In Search of a Sniffer
A sniffer is a program/device that eavesdrops on network traffic and grabs information traveling over the network. Sniffers are basically data interception programs. They work because the Ethernet was built around a principle of sharing.
Most networks use what is known as broadcast technology, meaning that every message transmitted by one computer on a network can be read by any other computer on that network. In practice, all the other computers, except the one for which the message is meant, will ignore that message. However, computers can be made to accept messages, even if they are not meant for them, by means of a sniffer.
Suppose the machine Venus wants to talk to the machine Cupid. Venus has the IP address 22.214.171.124, whereas Cupid has the IP address 126.96.36.199. When Venus sends a packet on the network, it includes the destination media access control (MAC) address and the source MAC address. All the computers on the network compare the frame's destination MAC address with their own MAC addresses. When the two don't match, the frame is discarded. The machine running the sniffer breaks this rule and does not discard the frame. Such a machine is said to be in promiscuous mode and can effectively listen to all the network traffic.
A sniffer is usually passive, it only collects data. Hence, it becomes extremely difficult to detect sniffers. When installed on a computer, a sniffer will generate some small amount of traffic, though, and is therefore detectable. Here is an overview of the detection methods:
Ping Method: The trick used here is to send a ping request with the IP address of the suspect machine but not its MAC address. Ideally, no machine should see this packet, as each Ethernet adaptor will reject it since it does not match its own MAC address. If the suspect machine is running a sniffer, it will respond since it does not reject packets with a different destination MAC address. This is an old method and no longer reliable.
Address Resolution Protocol (ARP) Method: A machine caches ARPs, so what we do is send a non-broadcast ARP. A machine in promiscuous mode will cache your ARP address. Next, we send a broadcast ping packet with our IP address but a different MAC address. Only a machine that has our correct MAC address from the sniffed ARP frame will be able to respond to our broadcast ping request. Voilà!

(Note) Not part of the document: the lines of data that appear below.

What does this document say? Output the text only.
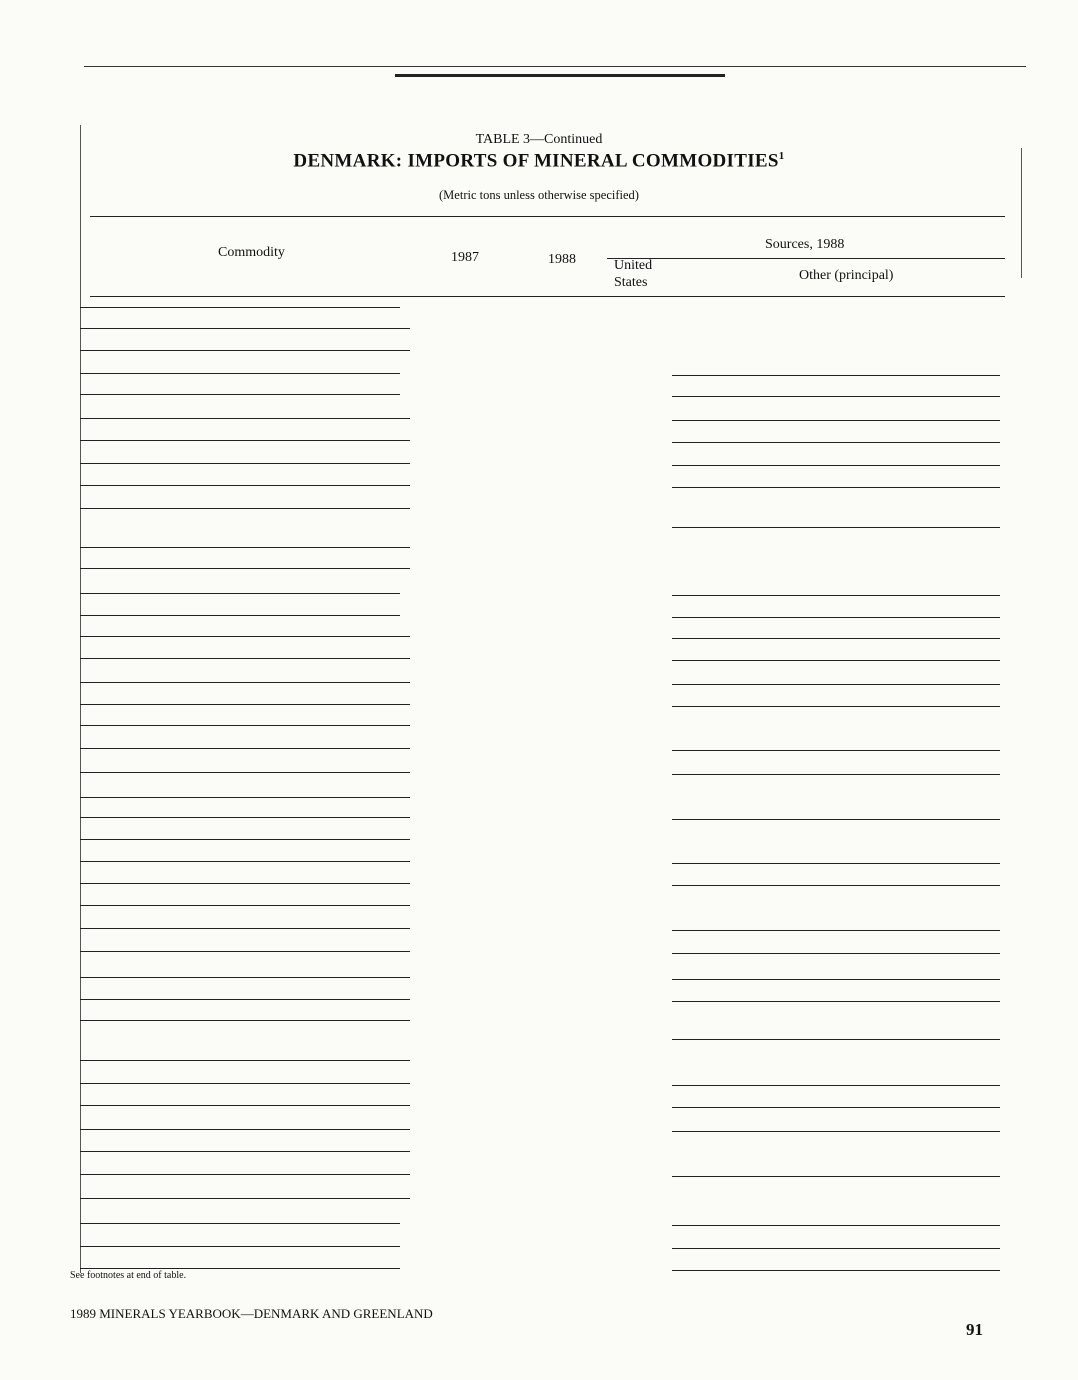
TABLE 3—Continued
DENMARK: IMPORTS OF MINERAL COMMODITIES$^1$
(Metric tons unless otherwise specified)
Commodity	1987	1988
Sources, 1988
United States	Other (principal)
See footnotes at end of table.
1989 MINERALS YEARBOOK—DENMARK AND GREENLAND
91
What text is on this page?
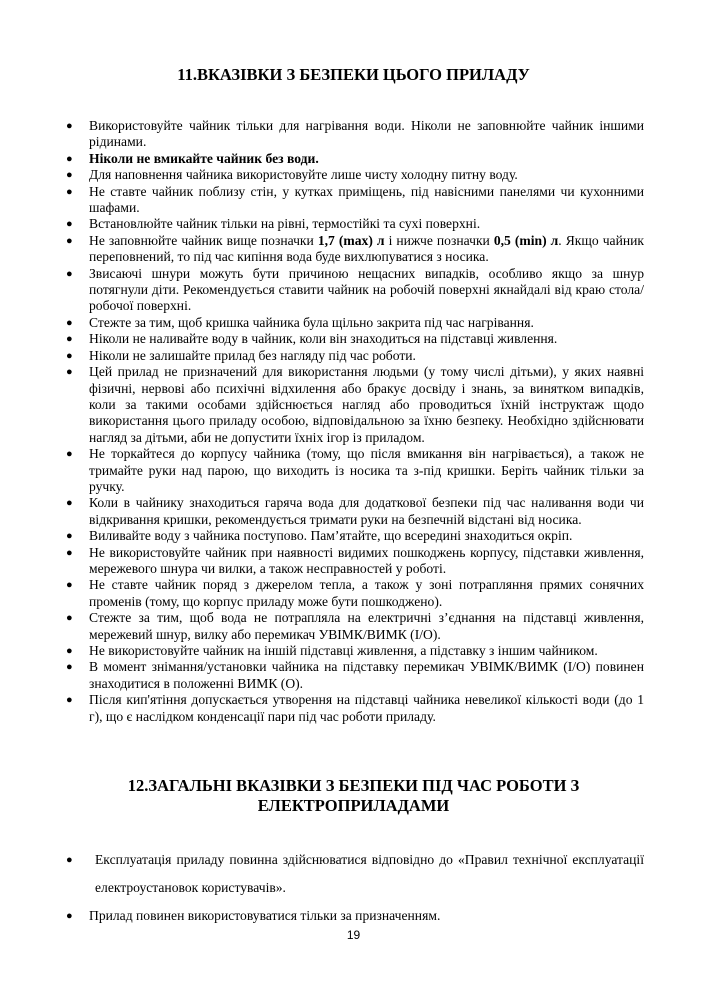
11.ВКАЗІВКИ З БЕЗПЕКИ ЦЬОГО ПРИЛАДУ
● Використовуйте чайник тільки для нагрівання води. Ніколи не заповнюйте чайник іншими рідинами.
● Ніколи не вмикайте чайник без води.
● Для наповнення чайника використовуйте лише чисту холодну питну воду.
● Не ставте чайник поблизу стін, у кутках приміщень, під навісними панелями чи кухонними шафами.
● Встановлюйте чайник тільки на рівні, термостійкі та сухі поверхні.
● Не заповнюйте чайник вище позначки 1,7 (max) л і нижче позначки 0,5 (min) л. Якщо чайник переповнений, то під час кипіння вода буде вихлюпуватися з носика.
● Звисаючі шнури можуть бути причиною нещасних випадків, особливо якщо за шнур потягнули діти. Рекомендується ставити чайник на робочій поверхні якнайдалі від краю стола/робочої поверхні.
● Стежте за тим, щоб кришка чайника була щільно закрита під час нагрівання.
● Ніколи не наливайте воду в чайник, коли він знаходиться на підставці живлення.
● Ніколи не залишайте прилад без нагляду під час роботи.
● Цей прилад не призначений для використання людьми (у тому числі дітьми), у яких наявні фізичні, нервові або психічні відхилення або бракує досвіду і знань, за винятком випадків, коли за такими особами здійснюється нагляд або проводиться їхній інструктаж щодо використання цього приладу особою, відповідальною за їхню безпеку. Необхідно здійснювати нагляд за дітьми, аби не допустити їхніх ігор із приладом.
● Не торкайтеся до корпусу чайника (тому, що після вмикання він нагрівається), а також не тримайте руки над парою, що виходить із носика та з-під кришки. Беріть чайник тільки за ручку.
● Коли в чайнику знаходиться гаряча вода для додаткової безпеки під час наливання води чи відкривання кришки, рекомендується тримати руки на безпечній відстані від носика.
● Виливайте воду з чайника поступово. Пам’ятайте, що всередині знаходиться окріп.
● Не використовуйте чайник при наявності видимих пошкоджень корпусу, підставки живлення, мережевого шнура чи вилки, а також несправностей у роботі.
● Не ставте чайник поряд з джерелом тепла, а також у зоні потрапляння прямих сонячних променів (тому, що корпус приладу може бути пошкоджено).
● Стежте за тим, щоб вода не потрапляла на електричні з’єднання на підставці живлення, мережевий шнур, вилку або перемикач УВІМК/ВИМК (I/O).
● Не використовуйте чайник на іншій підставці живлення, а підставку з іншим чайником.
● В момент знімання/установки чайника на підставку перемикач УВІМК/ВИМК (I/O) повинен знаходитися в положенні ВИМК (O).
● Після кип'ятіння допускається утворення на підставці чайника невеликої кількості води (до 1 г), що є наслідком конденсації пари під час роботи приладу.
12.ЗАГАЛЬНІ ВКАЗІВКИ З БЕЗПЕКИ ПІД ЧАС РОБОТИ З ЕЛЕКТРОПРИЛАДАМИ
● Експлуатація приладу повинна здійснюватися відповідно до «Правил технічної експлуатації електроустановок користувачів».
● Прилад повинен використовуватися тільки за призначенням.
19
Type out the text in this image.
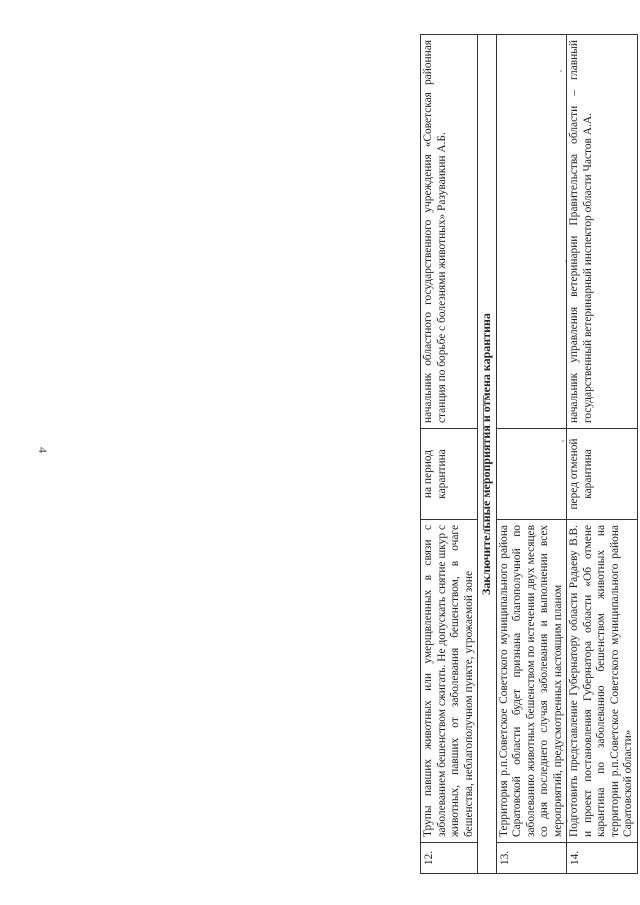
4
12.	Трупы павших животных или умерщвленных в связи с заболеванием бешенством сжигать. Не допускать снятие шкур с животных, павших от заболевания бешенством, в очаге бешенства, неблагополучном пункте, угрожаемой зоне	на период карантина	начальник областного государственного учреждения «Советская районная станция по борьбе с болезнями животных» Разуваикин А.Б.
Заключительные мероприятия и отмена карантина			
13.	Территория р.п.Советское Советского муниципального района Саратовской области будет признана благополучной по заболеванию животных бешенством по истечении двух месяцев со дня последнего случая заболевания и выполнении всех мероприятий, предусмотренных настоящим планом		
14.	Подготовить представление Губернатору области Радаеву В.В. и проект постановления Губернатора области «Об отмене карантина по заболеванию бешенством животных на территории р.п.Советское Советского муниципального района Саратовской области»	перед отменой карантина	начальник управления ветеринарии Правительства области – главный государственный ветеринарный инспектор области Частов А.А.
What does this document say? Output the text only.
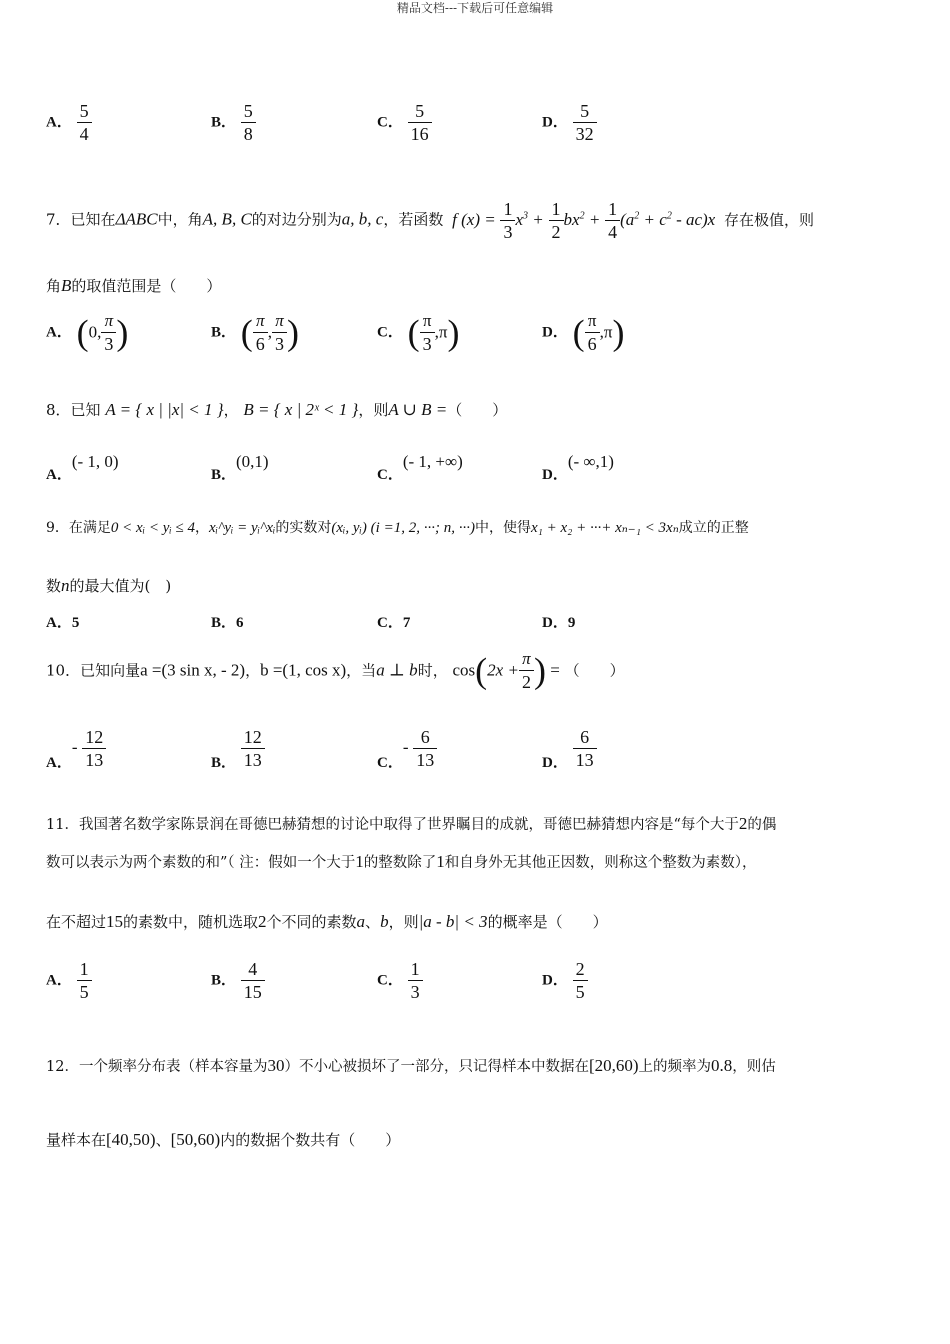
精品文档---下载后可任意编辑
A． $\frac{5}{4}$	B． $\frac{5}{8}$	C． $\frac{5}{16}$	D． $\frac{5}{32}$
7．已知在ΔABC中，角A, B, C的对边分别为a, b, c，若函数 f $(x) = \frac{1}{3} x^3 + \frac{1}{2} bx^2 + \frac{1}{4} (a^2 + c^2 - ac)x$ 存在极值，则
角B的取值范围是（　　）
A． (0, $\frac{\pi}{3}$ )	B． ( $\frac{\pi}{6}$ , $\frac{\pi}{3}$ )	C． ( $\frac{\pi}{3} ,\pi$)	D． ( $\frac{\pi}{6} ,\pi$)
8．已知 A = { x | |x| < 1 }， B = { x | 2ˣ < 1 }，则A ∪ B =（　　）
A．(- 1, 0)
B．(0,1)
C．(- 1, +∞)
D．(- ∞,1)
9．在满足0 < xᵢ < yᵢ ≤ 4，xᵢ^yᵢ = yᵢ^xᵢ的实数对(xᵢ, yᵢ) (i =1, 2, ···; n, ···)中，使得x₁ + x₂ + ···+ xₙ₋₁ < 3xₙ成立的正整
数n的最大值为(　)
A．5	B．6	C．7	D．9
10．已知向量a =(3 sin x, - 2)，b =(1, cos x)，当a ⊥ b时， $\cos(2x + \frac{\pi}{2}$ ) = （　　）
A．- $\frac{12}{13}$	B． $\frac{12}{13}$	C．- $\frac{6}{13}$	D． $\frac{6}{13}$
11．我国著名数学家陈景润在哥德巴赫猜想的讨论中取得了世界瞩目的成就，哥德巴赫猜想内容是“每个大于2的偶
数可以表示为两个素数的和”（ 注：假如一个大于1的整数除了1和自身外无其他正因数，则称这个整数为素数），
在不超过15的素数中，随机选取2个不同的素数a、b，则|a - b| < 3的概率是（　　）
A． $\frac{1}{5}$	B． $\frac{4}{15}$	C． $\frac{1}{3}$	D． $\frac{2}{5}$
12．一个频率分布表（样本容量为30）不小心被损坏了一部分，只记得样本中数据在[20,60)上的频率为0.8，则估
量样本在[40,50)、[50,60)内的数据个数共有（　　）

On Local Host: Often, after your machine has been compromised, hackers will leave sniffers on it in order to compromise other hosts. On a local machine, run ifconfig. On a clean machine, the output will be:
eth0 Link encap:Ethernet HWaddr 52:54:05:F3:95:01 inet addr:188.8.131.52 Bcast:203.199. ... UP BROADCAST RUNNING MULTICAST MTU:1500 ... But on a machine running a sniffer the output will be like this: eth0 Link encap:Ethernet HWaddr 52:54:05:F3:95:01 inet addr:184.108.40.206 Bcast:203.199. ... UP BROADCAST RUNNING PROMISC MULTICAST ...
(Output slightly modified to fit screen.)
Latency Method: This method is based on the assumption that most sniffers do some parsing. Simply put, in this method, a huge amount of data is sent on the network, and the suspect machine is pinged before and during the data flooding. If the machine is in promiscuous mode, it will parse the data, increasing the load on it. It will therefore take extra time to respond to the ping packet. This difference in response times can be used as an indicator of whether or not a machine is in promiscuous mode. A point worth noting is the packets may be delayed because of the load on the wire, resulting in false positives.
The best way to secure yourself against sniffing is to use encryption. While this won't prevent a sniffer from functioning, it will ensure that what a sniffer reads is pure junk.
Switch to SSH. SSH is fast becoming the de facto standard method of connecting to a UNIX/Linux Machine. For more information on SSH, check out www.ssh.fi/. You might also want to check out the open-source implementation, OpenSSH, at www.openssh.org/.
Since I have been a Linux man for years, I will list some of the commonly available sniffers for Linux.
tcpdump: The granddaddy of packet sniffers. Ships by default on many Linux distributions.
sniffit: Robust packet sniffer with good filtering. Available at: the sniffit web site.
ethereal: A free network protocol analyzer for UNIX and Windows. It allows you to examine data from a live network or from a capture file on disk. Available at: the ethereal web site.
hunt: According to Pavel Krauz, the main goal of the HUNT project is to develop tools for exploiting well-known weaknesses in the TCP/IP protocol suite. With hunt, I think he comes pretty close to that goal. Available by FTP.
dsniff: I won't say much about dsniff except to point to an article by Kurt Seifried titled "The End of SSL and SSH". As Mark Joseph Edwards puts it in the article, "Dsniff is the Swiss army knife of privacy invasion." The package ships with a handful of nasties: urlsnarf, msgsnarf, mailsnarf, webspy, dsniff, etc.
Anti Sniff: From L0pht Heavy Industries comes the new program, Anti Sniff. It has the ability to monitor a network and detect if a computer is in promiscuous mode. Available from www.securitysoftwaretech.com.
Neped: It detects network cards on the network that are in promiscuous mode by exploiting a flaw in the ARP protocol, as implemented on Linux machines. Outdated. Available by FTP.